Even the strictest Biblical creationists like Ken Ham believe that quite a bit of diversification of mammals has occurred since the Flood just a few thousand years ago. Answers in Genesis’s Creation Museum in Kentucky argues that the original created kinds did not look like any of the animals we see today. After the Flood, animals dispersed and diversified to a remarkable degree according to programmed variability God built into each kind. The difference between that and Darwinism is that programmed variability is not a blind, purposeless, unguided process. It’s like pre-adapted software that could deal with a variety of new situations. We should not be surprised, therefore, that guenon monkeys exhibit such diversity today. On Noah’s ark, according to the Biblical interpretation, just one pair of each kind would need to be taken aboard. The built-in programmed variability would serve the descendents well as they spread out over a drastically re-formatted world. This is not mutation and natural selection; it’s a form of intelligent design that illustrates God’s forethought and planning for robustness against environmental perturbations like the Flood.

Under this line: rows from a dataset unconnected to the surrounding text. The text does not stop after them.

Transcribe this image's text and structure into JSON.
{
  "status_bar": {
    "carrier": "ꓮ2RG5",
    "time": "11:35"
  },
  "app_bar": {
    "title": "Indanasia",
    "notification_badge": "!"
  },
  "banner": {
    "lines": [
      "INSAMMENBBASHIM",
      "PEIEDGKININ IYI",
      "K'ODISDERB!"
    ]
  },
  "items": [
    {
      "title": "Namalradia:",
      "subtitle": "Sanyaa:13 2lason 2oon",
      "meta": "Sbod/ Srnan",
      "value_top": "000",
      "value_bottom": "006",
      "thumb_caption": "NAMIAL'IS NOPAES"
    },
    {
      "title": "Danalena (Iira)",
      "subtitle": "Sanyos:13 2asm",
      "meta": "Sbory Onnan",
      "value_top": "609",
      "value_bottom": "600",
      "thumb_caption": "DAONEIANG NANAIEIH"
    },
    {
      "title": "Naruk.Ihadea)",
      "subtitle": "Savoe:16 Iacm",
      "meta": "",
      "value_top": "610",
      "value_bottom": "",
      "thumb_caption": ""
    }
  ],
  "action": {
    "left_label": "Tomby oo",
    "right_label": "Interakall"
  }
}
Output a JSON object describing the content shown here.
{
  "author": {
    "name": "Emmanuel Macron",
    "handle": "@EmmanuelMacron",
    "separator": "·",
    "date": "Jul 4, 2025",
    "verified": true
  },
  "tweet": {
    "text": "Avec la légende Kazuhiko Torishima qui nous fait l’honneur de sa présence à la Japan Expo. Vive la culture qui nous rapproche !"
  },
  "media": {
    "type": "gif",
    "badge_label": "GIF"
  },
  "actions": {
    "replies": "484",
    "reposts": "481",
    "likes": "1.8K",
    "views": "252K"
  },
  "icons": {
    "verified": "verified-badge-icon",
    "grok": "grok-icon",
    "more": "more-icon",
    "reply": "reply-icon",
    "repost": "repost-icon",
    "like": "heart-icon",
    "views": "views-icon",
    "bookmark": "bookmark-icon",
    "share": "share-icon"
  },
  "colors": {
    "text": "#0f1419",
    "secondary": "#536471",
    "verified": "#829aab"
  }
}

The evolutionary interpretations stated above, by contrast, rely on storytelling about what blind, unguided processes “might” do. In science, actual evidence is preferred to speculation. If critics of Genesis become picayunish about “species” verses “kind” we remind them that the word species means kind in Latin. It was used by Linnaeus, whose goal was to delineate the original created kinds. Today, creationists do not believe that species correspond to the created kinds, but that’s just a matter of categorization; some kinds are species (e.g., Homo sapiens), some kinds are probably genera or families.